History/Audit DB

cbrumbaugh · 1 January 2020 18:40

This has been kicked around before in a couple of places, but I would like to formally propose it here.

The basic idea is that we create a separate DB for history and audit purposes. The name of the db with be the same as the normal one, just with _chg appended to the name.

The history DB will have all the same tables as the normal one, with _chg appended to the end. Each table in the history DB will have 4 extra columns.

Date of record.
What activity was being recorded INSERT,UPDATE_BEFORE,UPDATE_AFTER,DELETE
DB user
UsersId

All of the other columns will be the exact same data type as the normal but will default to null.

What happens is that when a INSERT,UPDATE or DELETE operation happens in the normal DB, a trigger is fired that backs up that data to the History DB.

INSERT All data that was just inserted gets written.
DELETE All data that is going to be deleted gets written.
UPDATE The data that changes gets written, if a table has columns A,B,C and only B changes, then only B gets written. The data goes into two rows, one recording the data before the update and on the data after.

It’s possible to generate the triggers based off the schema so we shouldn’t have to write those out by hand.

There is a performance hit to doing this, but if a query ever goes wrong, this makes it possible to fix just the mistakes that were made.

manassehkatz · 1 January 2020 20:05

Default to null should not be needed. The data will be the same, whatever it is.

I am not so sure it should be a separate DB. The problem with a separate DB is that there are normal functions - e.g., viewing Edit History of a Q or A - that will require access to these tables. With the names different (_chg at the end or History at the beginning or whatever - arbitrary and doesn’t matter as long as it is consistent), there is no reason the tables can’t be in the same DB.

As noted before with other things, this would be Date/Time.

Also one other change: The “Id” will be different. There are at least two ways to do this:

Original Id → OriginalId, new Id automatic

Advantage: Automatic Increment field is always Id.

New “ChangeId” automatic field, Original Id → Id (i.e., same as all other fields that are copied)

Advantage: References between Original Table and History Table will have Id refer to the same thing (Autoincrement Id of the Original Table).

aakhmetov · 1 January 2020 20:15

My concern from immediate-glance is that if some sort of concurrent change occurs, then the audit log, as written out, might be even more inconsistent (especially since updates turn into two rows); this would be especially bad since different DB implementations might handle consistency around triggers differently. I’m guessing that it would take some specific tweaking in the database layer to make it work for each DB backend.

Of course, if there’s a human in the loop, they can probably disentangle the audit log based on context.

cbrumbaugh · 1 January 2020 20:26

If the DisplayName of a user get’s changed, then I don’t see the point or storing their Bio again.
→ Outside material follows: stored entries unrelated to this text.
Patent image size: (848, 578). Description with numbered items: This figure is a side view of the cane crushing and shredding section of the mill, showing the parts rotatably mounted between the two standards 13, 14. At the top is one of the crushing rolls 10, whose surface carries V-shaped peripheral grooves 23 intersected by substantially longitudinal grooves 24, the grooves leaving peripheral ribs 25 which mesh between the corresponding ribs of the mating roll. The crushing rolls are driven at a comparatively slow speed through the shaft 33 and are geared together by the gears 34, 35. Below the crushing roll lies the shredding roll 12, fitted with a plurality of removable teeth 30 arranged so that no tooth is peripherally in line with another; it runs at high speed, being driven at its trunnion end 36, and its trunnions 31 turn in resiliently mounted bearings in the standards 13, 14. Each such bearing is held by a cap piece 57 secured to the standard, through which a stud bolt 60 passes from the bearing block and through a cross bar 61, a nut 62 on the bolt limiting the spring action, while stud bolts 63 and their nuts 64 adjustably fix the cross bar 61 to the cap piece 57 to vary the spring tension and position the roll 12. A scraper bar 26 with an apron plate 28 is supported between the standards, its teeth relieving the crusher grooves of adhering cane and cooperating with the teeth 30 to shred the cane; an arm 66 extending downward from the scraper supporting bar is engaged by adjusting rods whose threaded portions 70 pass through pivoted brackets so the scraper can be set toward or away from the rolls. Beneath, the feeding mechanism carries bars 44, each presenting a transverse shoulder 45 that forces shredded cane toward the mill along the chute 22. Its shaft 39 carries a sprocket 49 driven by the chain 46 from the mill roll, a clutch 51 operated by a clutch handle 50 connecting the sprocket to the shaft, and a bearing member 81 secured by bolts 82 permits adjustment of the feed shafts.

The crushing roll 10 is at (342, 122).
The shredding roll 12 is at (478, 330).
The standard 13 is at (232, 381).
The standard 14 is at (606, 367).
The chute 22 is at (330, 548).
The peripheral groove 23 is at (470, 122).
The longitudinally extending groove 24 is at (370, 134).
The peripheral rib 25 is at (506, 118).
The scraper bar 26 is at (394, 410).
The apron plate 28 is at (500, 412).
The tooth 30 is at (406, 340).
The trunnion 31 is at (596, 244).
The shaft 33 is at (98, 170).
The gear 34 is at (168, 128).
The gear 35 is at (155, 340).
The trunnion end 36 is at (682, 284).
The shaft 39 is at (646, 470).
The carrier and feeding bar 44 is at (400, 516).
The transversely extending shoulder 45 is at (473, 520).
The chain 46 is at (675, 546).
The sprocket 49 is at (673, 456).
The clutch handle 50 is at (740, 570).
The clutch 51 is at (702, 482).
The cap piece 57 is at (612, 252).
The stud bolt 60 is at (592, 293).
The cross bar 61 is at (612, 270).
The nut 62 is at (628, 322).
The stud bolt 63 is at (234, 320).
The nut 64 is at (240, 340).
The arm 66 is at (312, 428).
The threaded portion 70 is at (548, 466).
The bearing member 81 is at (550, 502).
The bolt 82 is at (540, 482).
I have seen systems where on an update recorded all the values of that row and in addition to taking up way more space, it makes it difficult to see what changed. Setting the values to default to null means that if the update doesn’t change the value of a column then that value is set to null.

A separate DB is mostly for ease of organization, most development isn’t going to touch the change tables and so when you are looking at the tables in the schema it puts them elsewhere.

I would have the ChangeTable be its own primary key and call it something else. HistoryId or something.

The 4 extra columns plus the original primary key need to be indexed.

manassehkatz · 1 January 2020 20:44

Yes, it takes more storage. Storage is cheap. As far seeing what is changed - that isn’t easy if you are browsing rows of a table. But it is trivial for software to highlight the differences for you - much as (and easier than) a diff program shows differences between two blobs of text.

But the flip side is that:

If you have fields that actually can be null then how do you tell “xyz” → “null” vs. “xyz” → “xyz” (unchanged)?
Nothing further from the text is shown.